There Griffin coerces a tramp, Thomas Marvel, to become his assistant. With
Marvel, he returns to the village to recover three notebooks that contain records
of his experiments. Marvel attempts to betray the Invisible Man, who threatens to
kill him. Marvel escapes to the seaside town of Port Burdock, pursued to a local
inn by the Invisible Man, who is shot by one of the bar patrons. To Kemp, he
reveals his true identity.
Griffin tells Kemp the story of how he invented chemicals capable of rendering
bodies invisible. He now imagines that he can make Kemp his secret confederate,
describing a plan to use his invisibility to terrorize the nation.
Kemp has already denounced Griffin to the local authorities, led by Port Burdock's
chief of police, Colonel Adye, and is waiting for help to arrive as he listens to this
wild proposal. When Adye and his men arrive at Kemp's house, Griffin fights his
way out and the next day leaves a note announcing that Kemp himself will be the
first man to be killed in the "Reign of Terror". Kemp, a cool-headed character,
tries to organize a plan to use himself as bait to trap the Invisible Man, but a note
that he sends is stolen from his servant by Griffin. During the chase the invisible
Griffin arms himself with an iron bar and kills a bystander.
Griffin shoots Adye, and then breaks into Kemp's house. Adye's constables fend
him off and Kemp bolts for the town, where the local citizenry come to his aid.

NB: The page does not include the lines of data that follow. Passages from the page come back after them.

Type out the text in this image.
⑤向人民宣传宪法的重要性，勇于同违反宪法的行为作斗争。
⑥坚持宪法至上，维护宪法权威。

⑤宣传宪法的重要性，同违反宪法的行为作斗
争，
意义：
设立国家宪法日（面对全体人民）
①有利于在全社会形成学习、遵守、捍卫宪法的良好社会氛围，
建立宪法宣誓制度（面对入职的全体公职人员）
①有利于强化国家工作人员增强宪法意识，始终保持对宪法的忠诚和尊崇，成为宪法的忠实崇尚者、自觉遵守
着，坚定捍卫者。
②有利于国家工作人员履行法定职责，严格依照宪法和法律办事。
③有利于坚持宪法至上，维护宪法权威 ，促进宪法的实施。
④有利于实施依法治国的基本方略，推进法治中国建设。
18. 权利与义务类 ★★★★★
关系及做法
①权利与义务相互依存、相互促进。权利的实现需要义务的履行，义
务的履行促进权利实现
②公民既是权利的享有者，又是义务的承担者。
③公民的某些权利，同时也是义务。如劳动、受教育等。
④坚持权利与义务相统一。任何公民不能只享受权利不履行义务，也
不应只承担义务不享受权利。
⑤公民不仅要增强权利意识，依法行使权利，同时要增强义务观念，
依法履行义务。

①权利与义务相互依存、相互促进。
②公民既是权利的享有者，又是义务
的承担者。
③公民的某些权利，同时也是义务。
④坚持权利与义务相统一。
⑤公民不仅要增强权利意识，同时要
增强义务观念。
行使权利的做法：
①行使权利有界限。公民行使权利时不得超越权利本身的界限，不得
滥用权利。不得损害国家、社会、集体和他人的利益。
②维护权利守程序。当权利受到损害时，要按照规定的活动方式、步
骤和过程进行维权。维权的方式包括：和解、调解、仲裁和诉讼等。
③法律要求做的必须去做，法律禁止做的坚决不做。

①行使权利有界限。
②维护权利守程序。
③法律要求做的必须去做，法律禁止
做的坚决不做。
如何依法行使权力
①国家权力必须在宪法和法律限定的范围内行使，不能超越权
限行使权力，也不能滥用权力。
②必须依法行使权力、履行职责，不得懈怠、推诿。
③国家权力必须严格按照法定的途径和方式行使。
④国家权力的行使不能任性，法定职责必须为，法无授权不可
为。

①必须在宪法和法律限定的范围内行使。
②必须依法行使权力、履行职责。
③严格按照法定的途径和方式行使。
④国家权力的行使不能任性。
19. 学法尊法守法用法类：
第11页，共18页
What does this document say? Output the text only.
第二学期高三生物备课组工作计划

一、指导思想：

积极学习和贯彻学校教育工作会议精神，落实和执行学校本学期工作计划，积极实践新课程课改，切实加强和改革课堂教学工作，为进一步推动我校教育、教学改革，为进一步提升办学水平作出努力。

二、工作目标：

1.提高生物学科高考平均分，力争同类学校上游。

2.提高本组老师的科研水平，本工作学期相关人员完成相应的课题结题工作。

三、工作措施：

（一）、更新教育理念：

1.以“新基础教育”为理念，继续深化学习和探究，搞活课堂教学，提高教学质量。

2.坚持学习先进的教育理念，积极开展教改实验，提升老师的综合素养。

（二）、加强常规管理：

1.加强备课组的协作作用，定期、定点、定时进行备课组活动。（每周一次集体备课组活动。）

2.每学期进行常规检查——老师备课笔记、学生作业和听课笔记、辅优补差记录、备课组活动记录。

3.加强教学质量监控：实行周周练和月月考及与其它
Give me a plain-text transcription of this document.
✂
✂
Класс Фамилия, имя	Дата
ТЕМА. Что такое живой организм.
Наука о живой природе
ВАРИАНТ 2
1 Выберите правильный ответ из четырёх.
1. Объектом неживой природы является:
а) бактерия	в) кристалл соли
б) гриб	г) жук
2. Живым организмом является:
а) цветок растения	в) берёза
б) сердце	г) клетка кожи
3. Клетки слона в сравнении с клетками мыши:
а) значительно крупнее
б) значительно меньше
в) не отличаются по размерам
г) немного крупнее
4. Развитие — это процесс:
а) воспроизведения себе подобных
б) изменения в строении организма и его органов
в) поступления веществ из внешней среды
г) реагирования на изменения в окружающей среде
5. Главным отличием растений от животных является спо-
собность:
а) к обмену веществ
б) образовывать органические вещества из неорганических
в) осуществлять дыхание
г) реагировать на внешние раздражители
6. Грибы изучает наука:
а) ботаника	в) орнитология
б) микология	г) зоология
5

Still obsessed with killing Kemp, Griffin nearly strangles the doctor but he is
cornered, seized, and savagely beaten by the enraged mob, his last words a
desperate cry for mercy. The Invisible Man's battered body gradually becomes
visible as he dies, pitiable in the stillness of death.
5) Review
The Invisible Man by H.G. Wells is a science fiction classic written in 1897. The
novella was first serialized in Pearson's Weekly the same year it was published.
Griffin is a scientist who devotes himself to the field of optics. While working in his
research Griffin discovers that he can make things invisible. The scientist uses
himself as his first experimentation subject but fails to reverse the process. After
his friend betrays him, Griffin decided to murder him and begins his own personal
"reign of terror".
What if what you consider a blessing is also a curse? The Invisible Man by H.G.
Wells touches on this very same question.
There are some positives aspects, but H.G. Wells concentrates mostly on the
negative ones. I thought Wells did a good job building up the eerie atmosphere
that is prominent throughout the story. The story itself is also quite funny, I
thought and many of the scenes played in my mind as slapstick.
However, one could certainly tell that Wells is a master storyteller, and I find
myself engrossed in the story for several chapters.
The Invisible Man is the ultimate story of an insane anti-hero, before insane anti-
heroes became popular. Griffin himself becomes more and more pathetic as the
story progress and from the comical start Wells moves away to a darker, subtle
satire of small minds in small towns can be just as dangerous as any psychopath.